The rules are simple:
- 45 minutes from door to door. As it takes me 20 minutes to get to the tube station (music selection can make it 15) that leaves 25 minutes to get to yours including a slow walk in heels. No flat shoes please.
- If cabs are being paid for from your budget (my accountant has clearly stated I can’t claim these as business expenses despite lengthy discussion on dating being research) then it is still 45 minutes door to door.
- The journey must be able to be done in 45 minutes by car AND by public transport for it to warrant being granted a Dating Zone license.
- These rules are for dating and not for a relationship where you may need to consider that a commute is really just you going to your country home. You’ll have stuff there, right? If not then you’re still only dating and best you grab your purse and run, chick!
So this is why I don’t date outside of 45 minutes
When I was younger I commuted a lot for work. This was not your normal London 60-90 minute commute, no my job took me to all sorts of weird and not so wonderful places around the United Kingdom. I have stepped in more manure than any city girl should have to for the sake of work. As I didn’t think it was appropriate to arrive at meetings with my own electric blanket, pillow and onesie it got to the point where I was travelling up to 8 hours a day for a one to two hour meeting. Sometimes it was shorter when the idiots purposefully sent the wrong person for the meeting.
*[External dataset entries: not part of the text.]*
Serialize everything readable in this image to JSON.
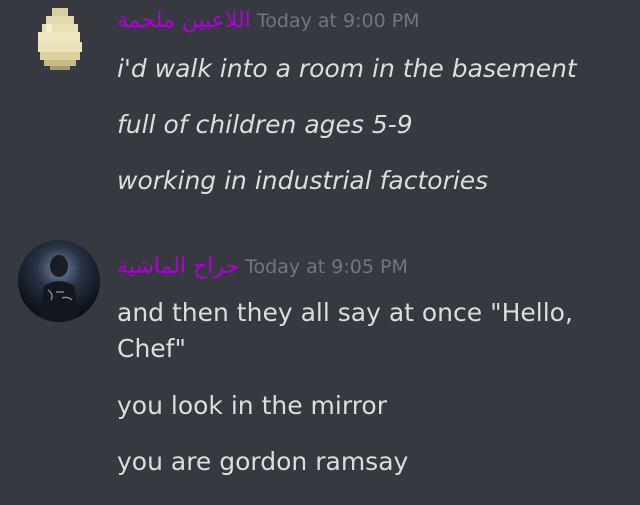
{
  "messages": [
    {
      "author": "اللاعبين ملحمة",
      "timestamp": "Today at 9:00 PM",
      "avatar_icon": "pixel-egg-icon",
      "lines": [
        "i'd walk into a room in the basement",
        "full of children ages 5-9",
        "working in industrial factories"
      ]
    },
    {
      "author": "جراح الماشية",
      "timestamp": "Today at 9:05 PM",
      "avatar_icon": "dark-portrait-icon",
      "lines": [
        "and then they all say at once \"Hello, Chef\"",
        "you look in the mirror",
        "you are gordon ramsay"
      ]
    }
  ],
  "colors": {
    "background": "#36393f",
    "username": "#b000d9",
    "timestamp": "#72767d",
    "text": "#dcddde"
  }
}
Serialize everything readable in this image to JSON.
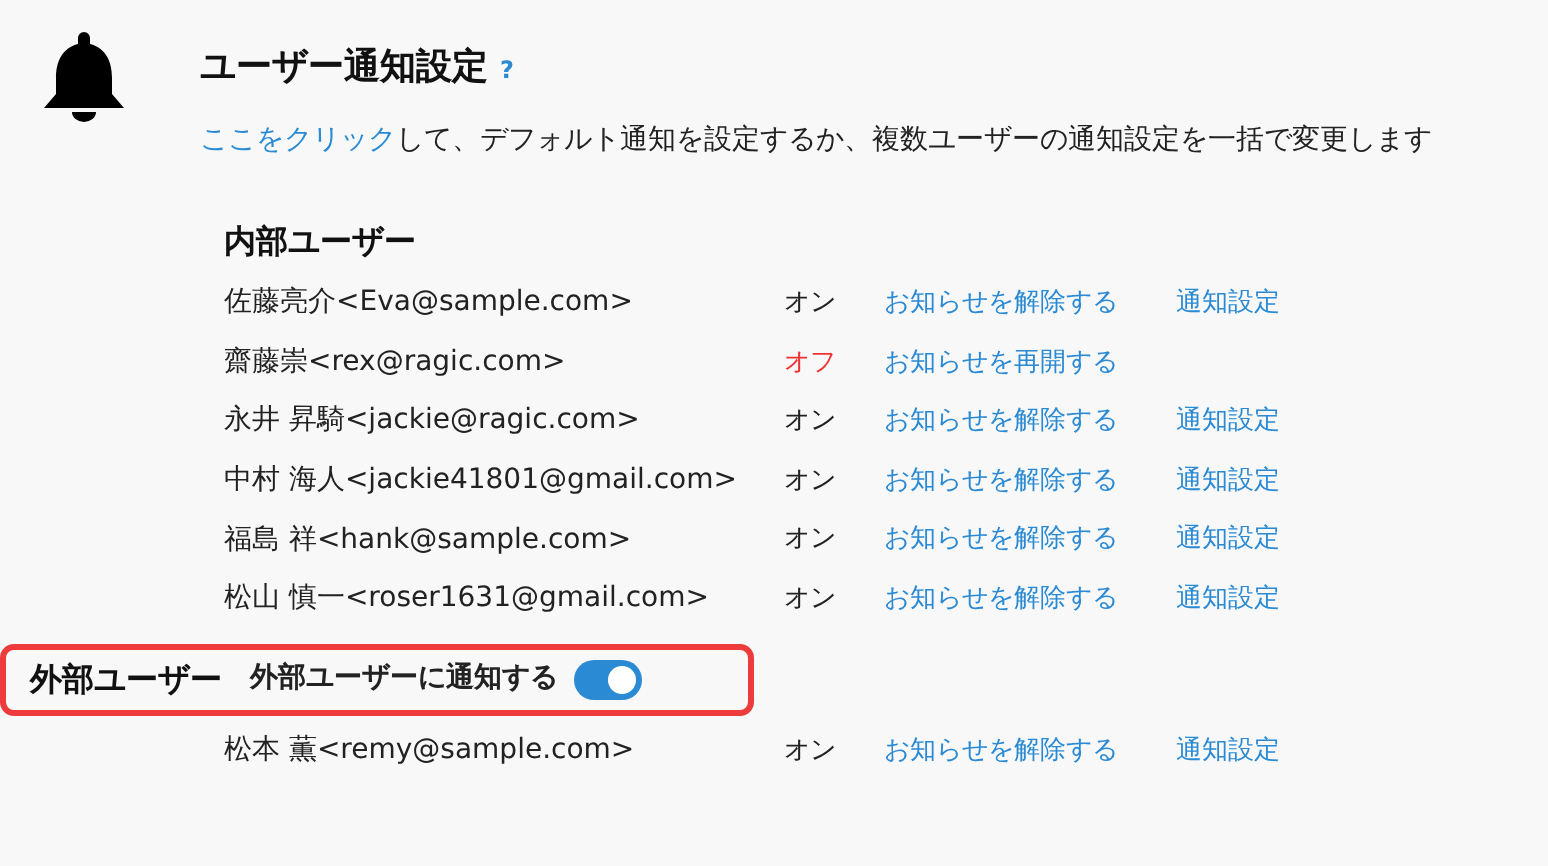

Besides hotels are boring if you don’t have someone to bounce on the bed with. So when I get home the last thing I want to do is hope on that bus, tube, bus combo to go see a man for over 45 minutes for what is sometimes no more than mediocre sex. I will however show and go 10 minutes to a bar on the Kings Road.
2) False sense of dating
Once you have arrived at your date’s house there is now pressure for you to either have sex quickly so that you can make the last tubes home or worse, you have to stay over. I find staying over happens prematurely in relationships in London. Yes I guess I should learn how to drive but then you have to park, not drink and worry about some of the areas you are parking in. I saw those dodgy men at the top of the estate and they don’t eye up a black cab the way they eye up the car of a single woman tottering towards a 14th storey flat in heels that aren’t good for chasing them down in. Besides sometimes I don’t want to stay over. I want to be in my own bed with my own comforts. Sue me we’re dating I’m allowed to want space right? This isn’t a male only emotion right? Ok let’s move on.
I work from home and sometimes like now I don’t even have to get out of bed so by the time I get to anywhere that takes me more than an hour I’m exhausted and promptly want to go to bed and not in a good way. It’s that commuter fatigue that comes from the walking around tube stations fighting old people and blonde women (I find blondes unusually aggressive) for that final spare seat. So having to do this more than once a week just isn’t going to cut it I’m afraid. If you can survive on sex once a week then perhaps this dating thing isn’t going to work for us?